– Да, подтверждаю.
– И вы подтверждаете, что ваше некомпетентное лечение спровоцировало случившийся через полгода инфаркт миокарда?
– Нет, поскольку свою работу я выполнил четко и оперативное вмешательство помогло ему. Исходя из анамнеза, он вел нездоровый образ жизни и для развития инфаркта были факторы риска, о которых он был предупрежден.
– Вы напрасно выгораживаете свою оплошность, называя образ жизни человека, служащего примером для каждого советского гражданина, нездоровым.
– Образ жизни и факторы риска одинаковы и для партийных работников, и для обычных граждан.
– Что вы несете, Якубов? Значит, вы прониклись идеей классового неравенства, раз делаете подобные заявления?
– Я этого не говорил.
– Откуда вы брали средства к существованию после увольнения?
– Я имел некоторые сбережения и получал помощь от своего соседа Марка Анатольевича Юрского.
– Юрский знал о вашей преступной деятельности?
– Он не мог знать о моей преступной деятельности, поскольку к той я не был связан, но, будучи человеком сердечным, оказывал мне содействие в моем затрудненном положении.
Человек, протоколировавший допрос, резко поднялся из-за стола и, поставив меня на ноги, запихал в рот комок бумаги и с силой треснул по ребрам тяжелой резиновой галошей, потом ударил по животу, потом еще и еще. Не сосчитаю уже, сколько тогда было ударов – от боли я совсем потерялся и сконцентрировался лишь на том, чтобы не перестать дышать, стараясь не думать о том, сколько ребер у меня могло быть сломано. Все мы молчали, и тишину прерывал лишь глухой звук удара галоши о мое тело, и мои прерывистые вздохи. Второй бесстрастно наблюдал за этим, потом снял со стены портрет Сталина, держа его прямо передо мной. В кабинет вошел третий человек и, пока писарь держал меня, перевернул стул, и они вдвоем принялись усаживать меня задним проходом на острую ножку. Где-то в отдалении я слышал голос следователя: «Предатель! Предатель Сталина, падшее животное!», пока не потерял сознание. Очнулся уже, сидя на стуле.

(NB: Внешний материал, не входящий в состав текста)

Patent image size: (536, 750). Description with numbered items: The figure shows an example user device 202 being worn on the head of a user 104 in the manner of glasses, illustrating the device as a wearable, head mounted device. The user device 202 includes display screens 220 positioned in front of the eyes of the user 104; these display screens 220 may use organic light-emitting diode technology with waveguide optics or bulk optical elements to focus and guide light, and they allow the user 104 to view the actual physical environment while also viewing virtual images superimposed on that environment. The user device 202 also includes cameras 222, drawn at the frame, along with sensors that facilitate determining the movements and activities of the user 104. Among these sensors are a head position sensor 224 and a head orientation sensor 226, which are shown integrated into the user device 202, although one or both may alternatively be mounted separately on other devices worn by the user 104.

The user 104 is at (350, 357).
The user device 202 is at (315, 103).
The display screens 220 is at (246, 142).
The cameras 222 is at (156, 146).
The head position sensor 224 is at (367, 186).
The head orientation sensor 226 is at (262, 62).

Спроси меня тогда, я ответил бы, что эти ужасы длились вечность. В какой-то момент я совсем переставал отвечать, не зная, как еще извернуться, за что тут же получал новые удары. Потом меня увели. Когда руки мои оказались сцеплены наручниками, я вдруг вспомнил человека, встреченного в самый первый день, и задумался, почему меня били совсем не так, как его, – не оставляя видимых следов. Я пролежал на матрасе около получаса, пока меня снова не вызвали. Вставая, я увидел на серой замаранной ткани, там, где сидел, пятно крови.

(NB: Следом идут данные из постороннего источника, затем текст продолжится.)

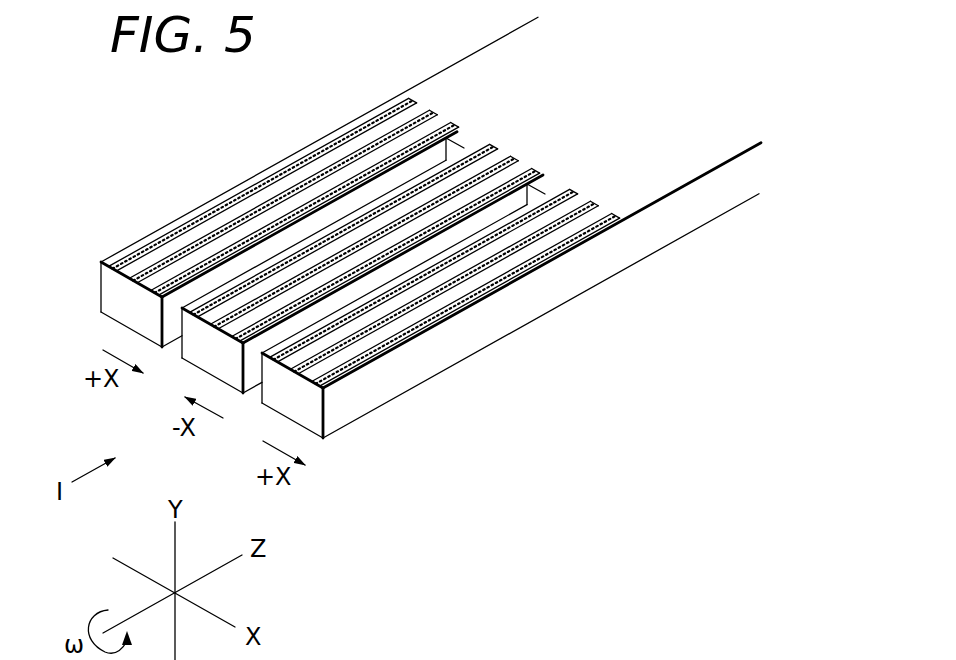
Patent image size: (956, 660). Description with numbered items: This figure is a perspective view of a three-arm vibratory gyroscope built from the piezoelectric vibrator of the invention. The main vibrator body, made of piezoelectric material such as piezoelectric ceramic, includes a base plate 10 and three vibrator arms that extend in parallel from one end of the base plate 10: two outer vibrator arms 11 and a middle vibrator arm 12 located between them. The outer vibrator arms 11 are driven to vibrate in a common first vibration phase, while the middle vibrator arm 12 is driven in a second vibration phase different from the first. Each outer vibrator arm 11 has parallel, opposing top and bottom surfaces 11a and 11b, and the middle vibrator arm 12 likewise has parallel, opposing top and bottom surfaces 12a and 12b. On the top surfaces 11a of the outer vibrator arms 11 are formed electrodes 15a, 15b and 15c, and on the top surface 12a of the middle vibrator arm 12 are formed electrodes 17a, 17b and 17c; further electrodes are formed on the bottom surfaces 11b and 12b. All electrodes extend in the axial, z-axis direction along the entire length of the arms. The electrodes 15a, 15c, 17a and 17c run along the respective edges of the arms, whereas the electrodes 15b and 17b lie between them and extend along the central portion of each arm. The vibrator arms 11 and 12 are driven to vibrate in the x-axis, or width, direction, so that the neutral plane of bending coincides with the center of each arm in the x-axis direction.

The base plate 10 is at (456, 93).
The outer vibrator arms 11 is at (106, 290).
The top surface of outer vibrator arm 11a is at (144, 256).
The bottom surface of outer vibrator arm 11b is at (120, 331).
The middle vibrator arm 12 is at (200, 360).
The top surface of middle vibrator arm 12a is at (248, 292).
The bottom surface of middle vibrator arm 12b is at (242, 395).
The electrode 15a is at (240, 195).
The electrode 15b is at (314, 180).
The electrode 15c is at (378, 176).
The electrode 17a is at (488, 142).
The electrode 17b is at (515, 156).
The electrode 17c is at (538, 172).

По кругу мне задавали одни и те же вопросы, а, когда им надоело мое молчание или наивное отрицание, заставляли меня делать поднятыми вверх руками в наручниках гимнастику: прыжки, наклоны, пока я не валился с ног. Меня окатывали водой из ведра, пинали и снова поднимали. Потом снова вопросы, и так еще несколько часов, пока не уводили в камеру, не забыв скрепить руки уже за спиной. Уже под утро, на третьем допросе, они добрались до моих гениталий и несколько раз сильно ударили по ним, пока я совсем не перестал их чувствовать, ощущая только, как опухоль, когда-то бывшая моим детородным органом, пульсировала. Когда выдалась возможность проверить, краем глаза я увидел огромную гематому.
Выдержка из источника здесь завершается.